— К чему эти слова?
— К тому, что в той жизни я умудрился стать тридцатилетним старикашкой, а своих детей вы воспитываете так, что их приходится вешать в четырнадцать! Я создал мир, лучший из возможных, и подарил его вам. Я дал вам свободу — величайшее благо на свете. И как вы поступаете со своим миром и своей свободой?
— Ты всеведущий, и знал, что так будет!
— Как ты можешь об этом судить? Если бы я знал все заранее, то ваша свобода не стоила бы истертого песо. Это была бы не свобода, а обман. Свободу можно дать, только отказавшись от всеведения, а значит, от всемогущества. Чтобы вы могли быть людьми, я перестал быть богом. И какими же людьми вы стали?
На картине уже не было маски висельника. На Диего смотрело то самое лицо, которое он искал и не мог найти.

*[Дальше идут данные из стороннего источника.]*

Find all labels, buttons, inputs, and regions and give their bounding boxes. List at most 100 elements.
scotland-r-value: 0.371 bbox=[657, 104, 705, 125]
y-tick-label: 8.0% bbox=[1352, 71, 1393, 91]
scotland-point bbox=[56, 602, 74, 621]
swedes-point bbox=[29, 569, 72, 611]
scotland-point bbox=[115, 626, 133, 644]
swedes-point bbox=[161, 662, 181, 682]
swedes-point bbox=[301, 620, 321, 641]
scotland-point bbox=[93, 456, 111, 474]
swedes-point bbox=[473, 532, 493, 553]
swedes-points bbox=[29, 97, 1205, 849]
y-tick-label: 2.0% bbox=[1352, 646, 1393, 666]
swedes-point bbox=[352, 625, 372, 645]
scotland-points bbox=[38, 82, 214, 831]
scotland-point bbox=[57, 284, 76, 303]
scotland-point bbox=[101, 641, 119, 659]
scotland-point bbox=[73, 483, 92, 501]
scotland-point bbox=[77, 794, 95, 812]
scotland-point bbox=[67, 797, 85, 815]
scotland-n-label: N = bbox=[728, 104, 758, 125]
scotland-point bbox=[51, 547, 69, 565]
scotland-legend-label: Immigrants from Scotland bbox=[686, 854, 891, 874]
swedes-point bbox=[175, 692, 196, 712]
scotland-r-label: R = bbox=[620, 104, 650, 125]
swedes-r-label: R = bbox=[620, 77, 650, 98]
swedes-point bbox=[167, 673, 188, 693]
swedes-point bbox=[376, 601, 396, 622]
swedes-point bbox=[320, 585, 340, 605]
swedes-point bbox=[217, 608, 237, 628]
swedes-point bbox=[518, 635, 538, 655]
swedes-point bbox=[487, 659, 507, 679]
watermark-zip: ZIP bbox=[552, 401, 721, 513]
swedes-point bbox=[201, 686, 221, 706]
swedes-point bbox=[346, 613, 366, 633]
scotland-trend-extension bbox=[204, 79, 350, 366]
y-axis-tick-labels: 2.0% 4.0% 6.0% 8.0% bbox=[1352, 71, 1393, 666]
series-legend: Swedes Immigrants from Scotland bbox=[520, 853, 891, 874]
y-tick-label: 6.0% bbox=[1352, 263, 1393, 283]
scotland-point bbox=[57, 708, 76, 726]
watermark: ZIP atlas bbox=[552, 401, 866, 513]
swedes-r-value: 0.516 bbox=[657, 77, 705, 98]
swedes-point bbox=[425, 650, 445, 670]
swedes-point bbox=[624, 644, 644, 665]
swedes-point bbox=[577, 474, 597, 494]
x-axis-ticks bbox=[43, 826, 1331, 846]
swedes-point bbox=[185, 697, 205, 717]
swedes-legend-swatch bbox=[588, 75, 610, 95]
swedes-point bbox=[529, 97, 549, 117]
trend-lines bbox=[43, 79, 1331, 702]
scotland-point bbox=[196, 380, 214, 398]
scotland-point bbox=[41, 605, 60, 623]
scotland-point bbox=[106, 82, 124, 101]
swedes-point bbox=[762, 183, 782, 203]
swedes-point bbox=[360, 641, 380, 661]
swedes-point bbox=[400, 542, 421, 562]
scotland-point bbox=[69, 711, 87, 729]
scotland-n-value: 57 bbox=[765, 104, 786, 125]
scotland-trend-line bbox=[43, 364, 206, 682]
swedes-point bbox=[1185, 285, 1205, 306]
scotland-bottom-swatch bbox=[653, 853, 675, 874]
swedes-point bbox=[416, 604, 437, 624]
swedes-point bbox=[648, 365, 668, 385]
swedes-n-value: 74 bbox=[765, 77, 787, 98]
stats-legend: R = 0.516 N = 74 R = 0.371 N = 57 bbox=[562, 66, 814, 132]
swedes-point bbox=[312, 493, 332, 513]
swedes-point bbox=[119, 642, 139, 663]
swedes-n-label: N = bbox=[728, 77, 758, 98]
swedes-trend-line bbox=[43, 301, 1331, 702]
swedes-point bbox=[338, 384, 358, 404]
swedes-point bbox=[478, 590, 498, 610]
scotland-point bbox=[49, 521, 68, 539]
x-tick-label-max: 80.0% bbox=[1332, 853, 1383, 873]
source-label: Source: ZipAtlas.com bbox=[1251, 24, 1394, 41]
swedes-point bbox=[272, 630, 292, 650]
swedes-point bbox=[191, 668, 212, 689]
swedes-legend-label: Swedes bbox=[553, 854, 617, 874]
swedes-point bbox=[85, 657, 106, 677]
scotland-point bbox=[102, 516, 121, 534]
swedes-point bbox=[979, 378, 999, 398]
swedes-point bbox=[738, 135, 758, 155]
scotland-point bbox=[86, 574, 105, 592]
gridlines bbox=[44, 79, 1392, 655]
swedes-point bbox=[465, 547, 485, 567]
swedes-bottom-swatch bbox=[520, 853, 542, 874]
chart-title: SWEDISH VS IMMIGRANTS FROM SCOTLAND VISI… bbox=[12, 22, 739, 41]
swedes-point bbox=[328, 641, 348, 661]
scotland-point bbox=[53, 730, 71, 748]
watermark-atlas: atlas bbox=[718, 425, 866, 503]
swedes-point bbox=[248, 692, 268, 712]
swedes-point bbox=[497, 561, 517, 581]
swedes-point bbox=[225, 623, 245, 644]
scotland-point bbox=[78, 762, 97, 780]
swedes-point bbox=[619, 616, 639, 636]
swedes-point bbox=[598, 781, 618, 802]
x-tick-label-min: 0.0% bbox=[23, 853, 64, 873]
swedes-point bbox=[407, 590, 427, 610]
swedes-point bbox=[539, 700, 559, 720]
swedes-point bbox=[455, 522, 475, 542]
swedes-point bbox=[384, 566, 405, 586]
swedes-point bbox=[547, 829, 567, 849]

— Тогда приди и накажи нас, всех, кто злоупотребил твоей милостью.
— Вы уже наказаны. Второго пришествия не будет и суд уже состоялся. Мне противно на вас смотреть. Я говорю с тобой, потому что ты единственный, кто сумел разглядеть бога в испорченном мальчишке. Хочешь — считай это карой, хочешь — наградой, но больше такого не будет никогда. Ты можешь изрезать полотно на куски или переписать картину сотню раз, но не заставишь меня повернуться к вам лицом.
Говорить было не о чем. Диего молча стоял перед распахнутой картиной. Там в полутьме мастерской, перекликаясь с цветом стружки, сияли золотые локоны, блестела от пота согнутая спина, и неумолчно шоркал рубанок, до немыслимого совершенства выглаживая перекладину креста.